Swallows are real country birds scorning the suburbs where their close cousins, house martins, are happy to live. They like nothing better than old-fashioned farmyards with barns or stables where they can build their mud-cup nests. However, in many rural areas swallows will happily nest in garages, sheds or out-houses while many hides on RSPB reserves boast nesting pairs of swallows.
As they feed mainly on winged insects, swallows play an important role in controlling such pests so the more we can do to encourage them the better. One way is providing them with secure nest sites and even the nests themselves. They will readily adopt our special Schwegler Woodcrete nests which have the added advantage over the natural product in that they are unlikely to fall down (something that, sadly, often happens with the natural mud nests).
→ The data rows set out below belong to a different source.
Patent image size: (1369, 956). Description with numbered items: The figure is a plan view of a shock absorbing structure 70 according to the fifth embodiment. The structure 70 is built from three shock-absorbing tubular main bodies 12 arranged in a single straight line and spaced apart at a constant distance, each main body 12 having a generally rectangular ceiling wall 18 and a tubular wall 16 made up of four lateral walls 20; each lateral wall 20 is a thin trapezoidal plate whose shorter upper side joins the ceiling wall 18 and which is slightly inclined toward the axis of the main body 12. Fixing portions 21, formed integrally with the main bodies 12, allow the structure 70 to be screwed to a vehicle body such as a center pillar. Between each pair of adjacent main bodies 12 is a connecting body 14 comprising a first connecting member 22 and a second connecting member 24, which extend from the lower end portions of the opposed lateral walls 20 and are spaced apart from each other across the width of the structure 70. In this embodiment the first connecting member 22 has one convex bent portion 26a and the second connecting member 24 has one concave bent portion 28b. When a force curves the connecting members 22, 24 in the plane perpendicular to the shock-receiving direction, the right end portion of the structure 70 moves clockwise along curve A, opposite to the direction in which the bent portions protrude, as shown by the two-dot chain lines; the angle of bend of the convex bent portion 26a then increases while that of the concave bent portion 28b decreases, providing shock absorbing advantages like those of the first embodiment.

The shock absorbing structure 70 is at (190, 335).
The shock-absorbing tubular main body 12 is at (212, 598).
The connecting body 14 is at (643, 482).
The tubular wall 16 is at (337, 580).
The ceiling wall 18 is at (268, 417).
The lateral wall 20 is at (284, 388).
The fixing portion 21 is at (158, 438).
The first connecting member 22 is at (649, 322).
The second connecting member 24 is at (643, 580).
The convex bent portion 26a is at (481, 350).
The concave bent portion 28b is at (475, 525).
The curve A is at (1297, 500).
Swallows return from their migration in April, displaying an uncanny fidelity to where they were hatched. They remain with us all summer, usually rearing two or three broods of up to five youngsters. The return migration to Africa starts in September and by mid-October most have left us. We know from ringing recoveries that our swallows travel as far south as Cape Province in South Africa. Such a long migration is hazardous; only a small proportion of the huge numbers that leave Britain in the autumn return the following spring. In recent years, breeding success has been declining in Northern Europe (probably due to modern farming practices) so if we want to keep our swallows we should do as much as we can to help them.